Kathmandu is the country’s capital and largest city. A somewhat chaotic city, but full of life. It is situated in a bowl surrounded by mountains at an altitude of about 1400m. It combines areas stuffed with buildings with others with single-family houses. Some large avenues always full of traffic and a network of streets and alleys that follow an uncertain pattern. Some tidier areas and others rather neglected. Outside the “Ring Road”, which is like a belt around Kathmandu and Patan, the city continues in a mix of low-rise houses mixed with orchards and fields that have yet to surrender to the onslaught of the city.
Kathmandu’s highlights are not difficult to visit and getting around is relatively easy by taxi.
Thamel is Kathmandu’s tourist district and the place where everyone goes sooner or later. It is full of restaurants, accommodation, cafes and shops of all kinds. It is a small neighbourhood, great to hang around with no direction, and in fact, they have banned the transit of vehicles (not the tourist ones) so it is now quieter. It is a neighbourhood where it is essential to stroll around and explore its countless interesting corners that you will find at every turn.
If you are looking for a quiet and curious place, you can go to the “Garden of Dreams”. It is a small neoclassical garden (entrance fee) near the border of Thamel on Tridevi Marg, where you can lie on the lawn or have a drink or meal in one of the two restaurants.
Bouddhanath or Bouddha, as it is also known and gives its name to the neighbourhood, is the big iconographic stupa of the city that you have seen in many pictures.

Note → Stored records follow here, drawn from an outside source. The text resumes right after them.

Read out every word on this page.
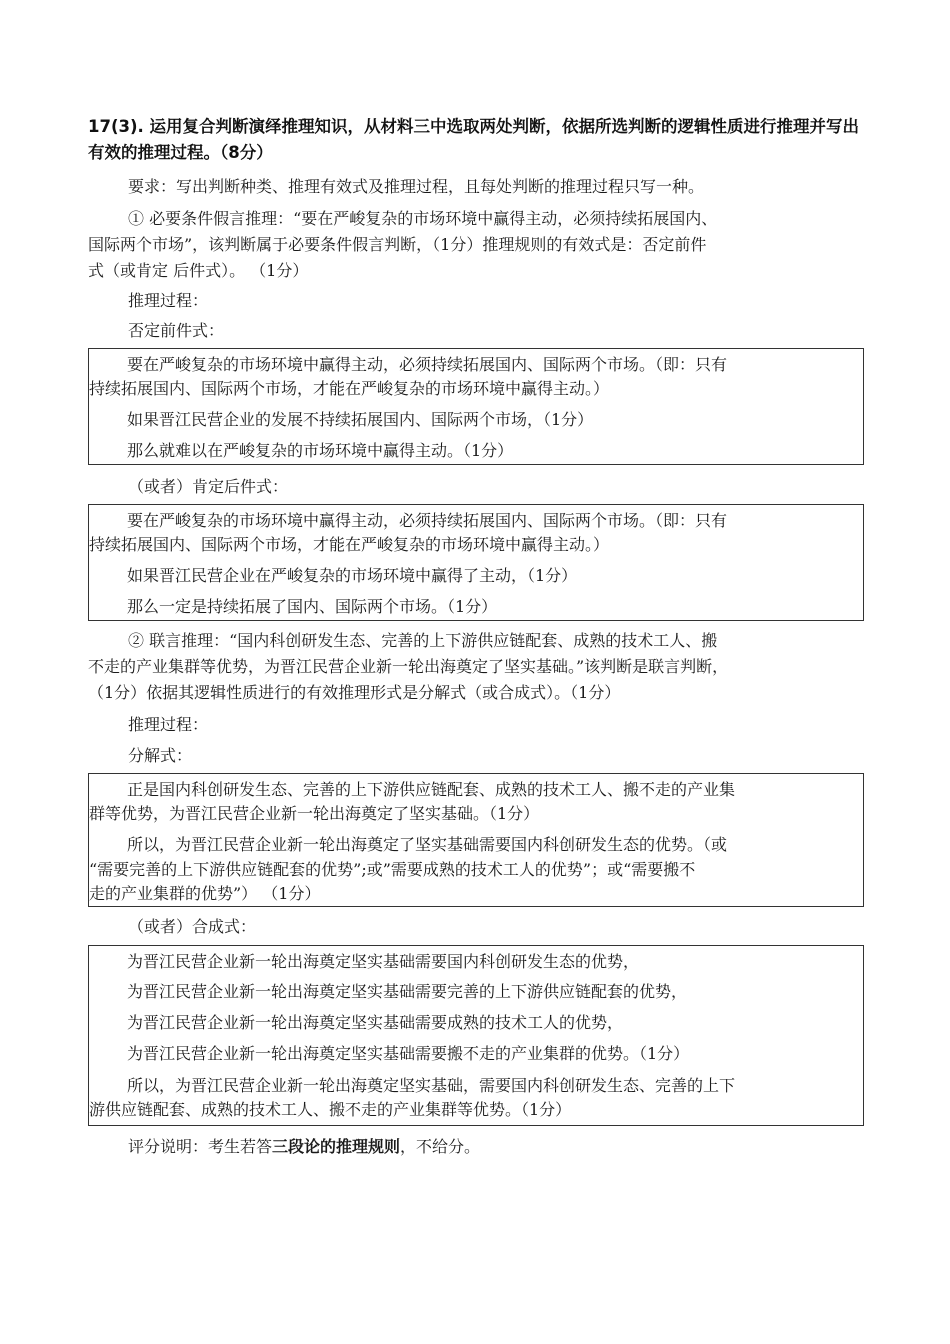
17(3). 运用复合判断演绎推理知识，从材料三中选取两处判断，依据所选判断的逻辑性质进行推理并写出有效的推理过程。（8分）
要求：写出判断种类、推理有效式及推理过程，且每处判断的推理过程只写一种。
① 必要条件假言推理：“要在严峻复杂的市场环境中赢得主动，必须持续拓展国内、
国际两个市场”，该判断属于必要条件假言判断，（1分）推理规则的有效式是：否定前件
式（或肯定 后件式）。 （1分）
推理过程：
否定前件式：
要在严峻复杂的市场环境中赢得主动，必须持续拓展国内、国际两个市场。（即：只有
持续拓展国内、国际两个市场，才能在严峻复杂的市场环境中赢得主动。）
如果晋江民营企业的发展不持续拓展国内、国际两个市场，（1分）
那么就难以在严峻复杂的市场环境中赢得主动。（1分）
（或者）肯定后件式：
要在严峻复杂的市场环境中赢得主动，必须持续拓展国内、国际两个市场。（即：只有
持续拓展国内、国际两个市场，才能在严峻复杂的市场环境中赢得主动。）
如果晋江民营企业在严峻复杂的市场环境中赢得了主动，（1分）
那么一定是持续拓展了国内、国际两个市场。（1分）
② 联言推理：“国内科创研发生态、完善的上下游供应链配套、成熟的技术工人、搬
不走的产业集群等优势，为晋江民营企业新一轮出海奠定了坚实基础。”该判断是联言判断，
（1分）依据其逻辑性质进行的有效推理形式是分解式（或合成式）。（1分）
推理过程：
分解式：
正是国内科创研发生态、完善的上下游供应链配套、成熟的技术工人、搬不走的产业集
群等优势，为晋江民营企业新一轮出海奠定了坚实基础。（1分）
所以，为晋江民营企业新一轮出海奠定了坚实基础需要国内科创研发生态的优势。（或
“需要完善的上下游供应链配套的优势”;或”需要成熟的技术工人的优势”；或“需要搬不
走的产业集群的优势”） （1分）
（或者）合成式：
为晋江民营企业新一轮出海奠定坚实基础需要国内科创研发生态的优势，
为晋江民营企业新一轮出海奠定坚实基础需要完善的上下游供应链配套的优势，
为晋江民营企业新一轮出海奠定坚实基础需要成熟的技术工人的优势，
为晋江民营企业新一轮出海奠定坚实基础需要搬不走的产业集群的优势。（1分）
所以，为晋江民营企业新一轮出海奠定坚实基础，需要国内科创研发生态、完善的上下
游供应链配套、成熟的技术工人、搬不走的产业集群等优势。（1分）
评分说明：考生若答三段论的推理规则，不给分。
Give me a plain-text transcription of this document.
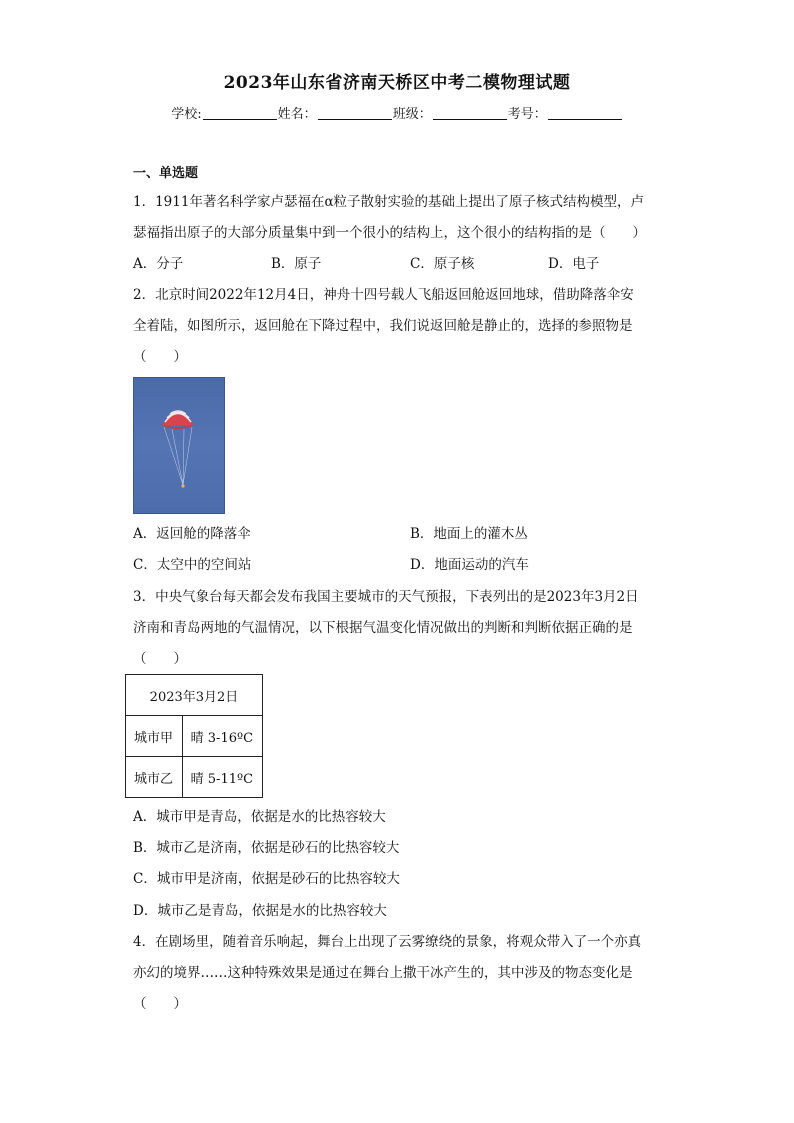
2023年山东省济南天桥区中考二模物理试题
学校:	姓名：	班级：	考号：
一、单选题
1．1911年著名科学家卢瑟福在α粒子散射实验的基础上提出了原子核式结构模型，卢
瑟福指出原子的大部分质量集中到一个很小的结构上，这个很小的结构指的是（　　）
A．分子	B．原子	C．原子核	D．电子
2．北京时间2022年12月4日，神舟十四号载人飞船返回舱返回地球，借助降落伞安
全着陆，如图所示，返回舱在下降过程中，我们说返回舱是静止的，选择的参照物是
（　　）
A．返回舱的降落伞	B．地面上的灌木丛
C．太空中的空间站	D．地面运动的汽车
3．中央气象台每天都会发布我国主要城市的天气预报，下表列出的是2023年3月2日
济南和青岛两地的气温情况，以下根据气温变化情况做出的判断和判断依据正确的是
（　　）
2023年3月2日	
城市甲	晴 3-16ºC
城市乙	晴 5-11ºC
A．城市甲是青岛，依据是水的比热容较大
B．城市乙是济南，依据是砂石的比热容较大
C．城市甲是济南，依据是砂石的比热容较大
D．城市乙是青岛，依据是水的比热容较大
4．在剧场里，随着音乐响起，舞台上出现了云雾缭绕的景象，将观众带入了一个亦真
亦幻的境界……这种特殊效果是通过在舞台上撒干冰产生的，其中涉及的物态变化是
（　　）
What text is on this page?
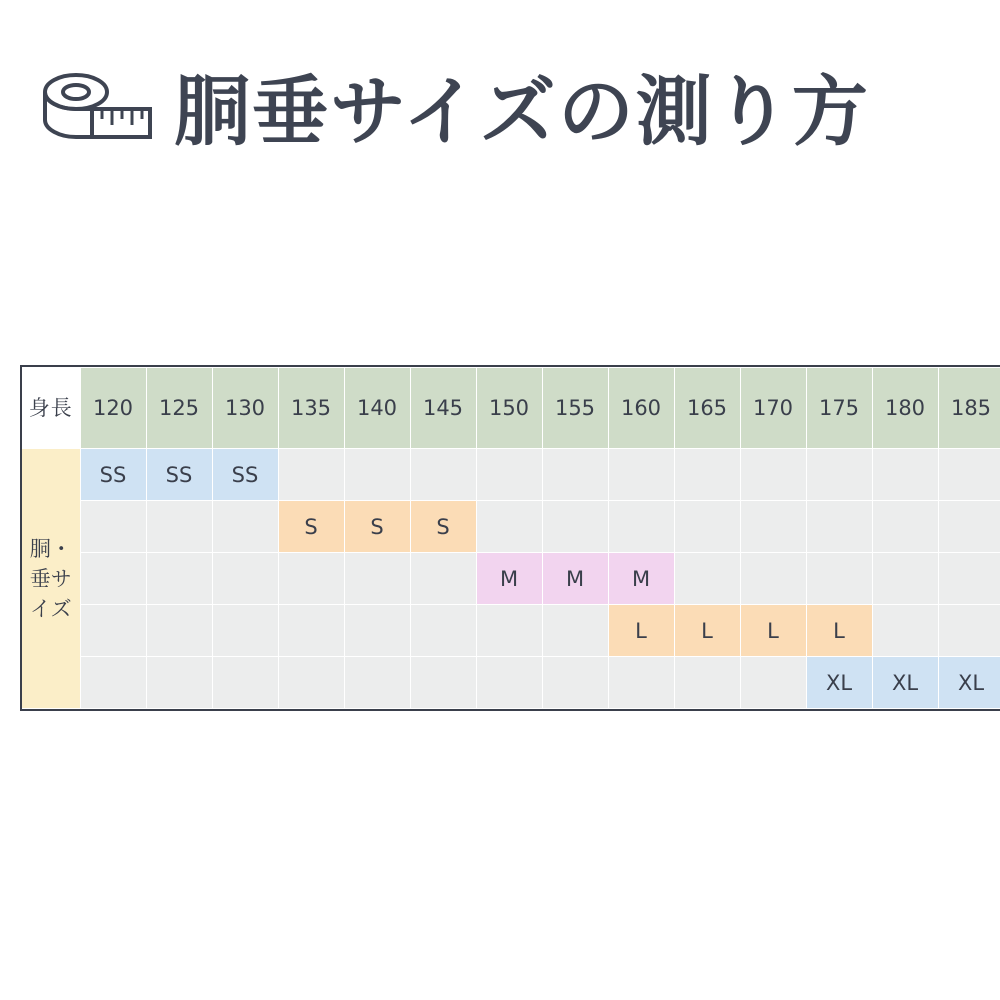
胴垂サイズの測り方
身長	120	125	130	135	140	145	150	155	160	165	170	175	180	185

胴・垂サイズ	SS	SS	SS											
				S	S	S								
							M	M	M					
									L	L	L	L		
												XL	XL	XL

It is located inside a large round-shape square full of life, with devotees praying and surrounding it clockwise, tourists, dogs, pigeons… There are some restaurants and cafes with terraces on the upper floors with good views over the square and the stupa, which can also be seen from the Guru Lhakhang temple. But Bouddha is much more than its stupa, it is the neighbourhood that hosts a large part of the Tibetan refugees in Kathmandu, and its alleys are always full of people up and down, shops and Buddhist monasteries and temples that can be visited freely.
From Bouddha to Pashupatinath you can walk for about 40 minutes through narrow streets where you won’t find too many tourists. It is quite interesting, as a part of this non-tourist Kathmandu. There are different possible itineraries, but you will finally reach the river, where there are some temples and ghats, which you will cross to get to Pashupatinath. There is an entrance, a bit like the back door, where there are some temples that have been somewhat neglected.
(Of course, it is possible to do the route the other way round).
Pashupatinath is the most sacred and important Hindu temple in Nepal, with the main temple where non-Hindus are not allowed to enter, and it is the most frequent place to celebrate the funerals in its “ghats”, the crematoriums of the deceased, located on the sacred and polluted Baghmati River.
If you come from Bouddha and enter through the old temples beside the river, some steps up will take you to a hill full of temples of all kinds, where some sadhus and astrologers offer their services. From there, you just keep going down to the main area of Pashupatinath, where the ghats and main temples are located (you can also do it in the opposite direction).
Keep in mind that this is a sacred space, where funerals are being held, so be discreet and respectful, keeping your distance. In the afternoon most of the large groups of tourists already left. Outside there are quite a few little shops selling offerings, flowers, and other cult-related products.
Swayambhunath, perched on a hill, is a cluster of Hindu and Buddhist temples and has the city’s second great stupa at its centre. It is also known as the monkey temple, for obvious reasons. It offers interesting views over the city, especially at night or in the morning, and is also much more than its stupa. The whole compound has interesting nooks and crannies, and just its eastern access up the steep stairs from Swayambhu Marg is worth the effort. The area extends into Amideva Park on the western side, just off the Ring Road where the bus parking area is located and where there are three giant Buddha figures. There are some eating establishments, as well as on Swayambhu Marg.
It is a 45-minute walk from Thamel through the more “real” Kathmandu and across the river.
Kathmandu’s Durbar Square is not just a square, it is a small neighbourhood south of Thamel. It brings together what used to be the palaces and administrative compounds of the kingdom, mixed with tenement houses, offices, shops and restaurants. As a small neighbourhood, it has different entrances with ticket counters. With very diverse buildings, one of which is home to Nepal’s best-known Kumari Devi. The Kumari is a living goddess incarnated as a girl from the age of four until she enters puberty. Although there are other Kumaris in the valley of Nepal, the one in Kathmandu’s Durbar Square is the most important, as in the past the kings received her blessing and nowadays the president of the republic does. They only appear in public about six times a year, or the few times when they appear somewhat bored through a window.
These are the highlights of Kathmandu, but of course, there are many other interesting places. From Kathmandu, it is also easy to visit both Patan and Bhaktapur, although we recommend always spending the night there. The areas of Bungamati and Kirtipur, Nagarkot, Dhulikhel and Namo Buddha, etc. are also worth visiting, but you will better get a car. And of course, we also recommend doing a short trekking route nearby.